Toronto (and surrounding areas) just emerged from a snowstorm. Inches on snowy white fell everywhere, blown about by gusty winds, which made daytime temperatures of -7 degrees celsius feel more like -17 (overnight temps felt like -30). Usual mayhem ensued: delayed flights, chaos on the roads, cancelled programs and plans. Life had me on the roads to a suburb and back again in the thick of the storm, meaning I
drove was in a car for two and a half hours to travel less than 70 miles.

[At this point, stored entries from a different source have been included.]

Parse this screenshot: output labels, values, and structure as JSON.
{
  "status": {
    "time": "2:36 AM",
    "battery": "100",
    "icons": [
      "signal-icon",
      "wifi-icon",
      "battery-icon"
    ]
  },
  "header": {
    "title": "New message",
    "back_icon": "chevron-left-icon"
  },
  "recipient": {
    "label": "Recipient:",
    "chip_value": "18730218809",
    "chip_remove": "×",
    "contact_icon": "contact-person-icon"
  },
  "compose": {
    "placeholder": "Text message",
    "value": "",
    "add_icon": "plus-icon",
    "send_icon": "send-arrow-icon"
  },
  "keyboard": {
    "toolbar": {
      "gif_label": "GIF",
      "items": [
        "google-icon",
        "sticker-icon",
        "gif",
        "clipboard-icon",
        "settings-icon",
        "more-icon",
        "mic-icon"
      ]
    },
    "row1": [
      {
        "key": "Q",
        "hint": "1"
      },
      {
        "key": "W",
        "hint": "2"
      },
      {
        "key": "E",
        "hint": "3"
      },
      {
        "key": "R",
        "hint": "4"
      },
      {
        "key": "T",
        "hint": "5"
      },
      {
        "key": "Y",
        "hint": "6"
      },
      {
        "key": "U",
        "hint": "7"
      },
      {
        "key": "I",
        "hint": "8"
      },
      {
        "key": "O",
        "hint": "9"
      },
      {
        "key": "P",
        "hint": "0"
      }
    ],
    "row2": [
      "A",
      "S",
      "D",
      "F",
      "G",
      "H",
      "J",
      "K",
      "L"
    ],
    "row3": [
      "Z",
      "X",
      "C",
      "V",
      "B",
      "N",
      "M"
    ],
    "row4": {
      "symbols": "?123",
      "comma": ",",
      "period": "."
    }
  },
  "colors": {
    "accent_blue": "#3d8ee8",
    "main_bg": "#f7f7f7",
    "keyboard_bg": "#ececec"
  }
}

But my boys and I are reading the Little House series and through all the snowy inconveniences, I kept thinking, maybe it’s a sugar snow. In the Little House in the Big Woods and Sugar Snow, an early reader based on the original book, Pa explains to his girls that a sugar snow is a soft, thick snowfall late in the season that helps the maple trees make more sap for tapping and boiling into maple syrup. I don’t know if our snowfall fell too early to constitute a sugar snow, but I hope it does. It was nice to think of a larger picture, of natural consequences, of an elemental order to the snow that had nothing to do with the city gridlock while I was stuck in it.
Trying to get in the spirit, we’ve gotten ourselves ready to make maple candy atop the freshly fallen snow – I’m already looking forward to the taffy stage of the candy-making and praying my fillings stay in my teeth. I also have plans to take our kids to a sugar bush maple festival – we’ve been to this one in the past and will be perusing this list for more ideas. These trips are always a good time.
And then there was the hat-less man who knocked on my door soliciting something or other, while eating a giant freezie the colour of anti-freeze. When I asked him how he could do so on such a frigid day, he bounded back with, “Oh, I’m a snowboarder and skier – I wait for this weather and I love it!” It’s true that it’s probably easier for the young, strapping fellow who probably never gets cold to embrace the winter, but I’m going to try to channel him anyway. It is pretty outside, I do enjoy the miracle of central heating, the snows really will be gone soon, and maybe the maple farms will have a good year.